42. • Improved pain management in patients undergoing radiation therapy for
head and neck cancer with daily nursing intervention consisting of
instructions on the use of mouthwashes and a three-step analgesic
protocol consisting of acetaminophen, acetaminophen with codeine
suspension, and liquid morphine for relief of mild, moderate, and severe
pain, respectively.
• Many narcotic pain medications come in a liquid formulation that is
relatively easy to swallow or can be administered through a feeding tube.
• Fentanyl patches are also very effective for patients who cannot swallow.
• A topical morphine mouthwash might be a more effective treatment for
mucositis pain
43. • sucralfate suspension, an agent that appears to
provide a protective barrier and may also have a
cytoprotective effect. (The latter may be
mediated through prostaglandin release,
resulting in increased mucosal blood flow,
increased mucus production, increased mitotic
activity, and a surface migration of cells.)
• the randomized trials of sucralfate for therapy-
induced mucositis do not establish a role for
sucralfate in clinical practice.
44. • Painting the buccal mucosa with a 2% silver nitrate solution
for several days before radiation therapy stimulates normal
mucosa repopulation during radiation therapy, producing a
significantly less severe mucosal reaction and faster
mucosal healing after completion of radiation therapy.
•
• Low-energy laser therapy might also activate epithelial
healing.
• Zinc sulfate, α-tocopherol, and intravenous L-alanyl-L-
glutamine have been found to be effective in decreasing
the severity of radiation-induced mucositis and oral
discomfort in placebo-controlled prospective trials.

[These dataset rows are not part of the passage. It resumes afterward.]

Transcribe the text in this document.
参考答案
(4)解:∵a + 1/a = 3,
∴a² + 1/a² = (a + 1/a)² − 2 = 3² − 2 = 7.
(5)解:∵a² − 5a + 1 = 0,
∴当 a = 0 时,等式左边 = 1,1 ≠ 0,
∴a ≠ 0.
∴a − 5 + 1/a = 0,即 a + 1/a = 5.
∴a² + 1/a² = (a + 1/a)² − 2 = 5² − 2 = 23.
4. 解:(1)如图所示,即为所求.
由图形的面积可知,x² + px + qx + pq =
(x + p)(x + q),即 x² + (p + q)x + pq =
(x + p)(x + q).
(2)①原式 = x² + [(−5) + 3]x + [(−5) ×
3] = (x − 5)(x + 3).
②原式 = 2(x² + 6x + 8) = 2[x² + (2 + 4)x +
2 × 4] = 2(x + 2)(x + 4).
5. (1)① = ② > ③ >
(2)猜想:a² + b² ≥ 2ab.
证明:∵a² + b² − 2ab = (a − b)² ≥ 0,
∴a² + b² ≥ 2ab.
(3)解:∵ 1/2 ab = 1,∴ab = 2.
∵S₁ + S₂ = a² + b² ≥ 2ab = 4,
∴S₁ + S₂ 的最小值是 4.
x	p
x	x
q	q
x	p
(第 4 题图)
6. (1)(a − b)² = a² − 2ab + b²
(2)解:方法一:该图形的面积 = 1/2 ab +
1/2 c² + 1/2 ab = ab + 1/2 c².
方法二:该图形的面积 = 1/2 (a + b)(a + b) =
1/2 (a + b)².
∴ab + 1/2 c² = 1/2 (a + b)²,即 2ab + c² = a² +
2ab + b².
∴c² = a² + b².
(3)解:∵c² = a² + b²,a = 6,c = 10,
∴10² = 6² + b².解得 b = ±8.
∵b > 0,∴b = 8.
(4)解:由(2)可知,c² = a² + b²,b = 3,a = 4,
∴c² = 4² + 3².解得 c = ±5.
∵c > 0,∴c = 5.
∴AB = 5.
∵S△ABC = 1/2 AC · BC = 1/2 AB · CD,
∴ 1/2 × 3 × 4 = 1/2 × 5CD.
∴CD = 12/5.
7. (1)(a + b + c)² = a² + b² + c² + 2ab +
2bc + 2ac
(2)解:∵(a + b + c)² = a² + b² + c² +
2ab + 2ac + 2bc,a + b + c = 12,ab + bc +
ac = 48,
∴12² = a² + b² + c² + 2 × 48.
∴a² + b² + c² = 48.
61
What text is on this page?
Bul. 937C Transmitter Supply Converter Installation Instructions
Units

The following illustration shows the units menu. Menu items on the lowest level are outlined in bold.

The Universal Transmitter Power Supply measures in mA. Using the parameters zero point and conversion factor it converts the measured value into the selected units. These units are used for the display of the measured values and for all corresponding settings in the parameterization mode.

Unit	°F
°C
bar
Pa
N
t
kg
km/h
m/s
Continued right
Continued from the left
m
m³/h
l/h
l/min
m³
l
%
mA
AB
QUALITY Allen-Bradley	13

45. • Other preliminary studies have investigated
the direct application of a prostaglandin E2 gel,
the use of oral glutamine, and daily use of
subcutaneous GM-CSF.
• Results of pilot studies suggested that GM-
CSF might be quite effective in the prevention
and treatment of radiation-induced oral
mucositis
46. • A multicenter study of intravenous palifermin to
reduce mucositis in patients with head and neck cancer
receiving chemoradiotherapy is being conducted by
the Radiation Therapy Oncology Group.
• The radioprotector amifostine has been evaluated as a
means of preventing radiation-induced acute
mucositis. Nausea, vomiting, hypotension, and allergic
and injection site reactions are common side effects of
this drug. The questionable efficacy and significant
toxicity are associated with remarkably increased costs
47. • Sophisticated radiation therapy treatment planning limit the
volume of normal tissues that are irradiated and thereby reducing
the severity of normal tissue reactions.
• (computed tomography-based target delineation, intensity-
modulated radiation therapy and simple, custom-made, intraoral
devices that are designed to exclude uninvolved tissues from the
treatment portals or to provide shielding of tissues within the
treatment area.
• Patients with primary cancers of the oral cavity, oropharynx,
paranasal sinuses, and salivary glands are the best candidates for
the use of such devices.
• Packing gauze between metallic dental restorations and mucosa of
the lateral tongue and buccal area appears to be very beneficial in
minimizing the dose from scattered radiation.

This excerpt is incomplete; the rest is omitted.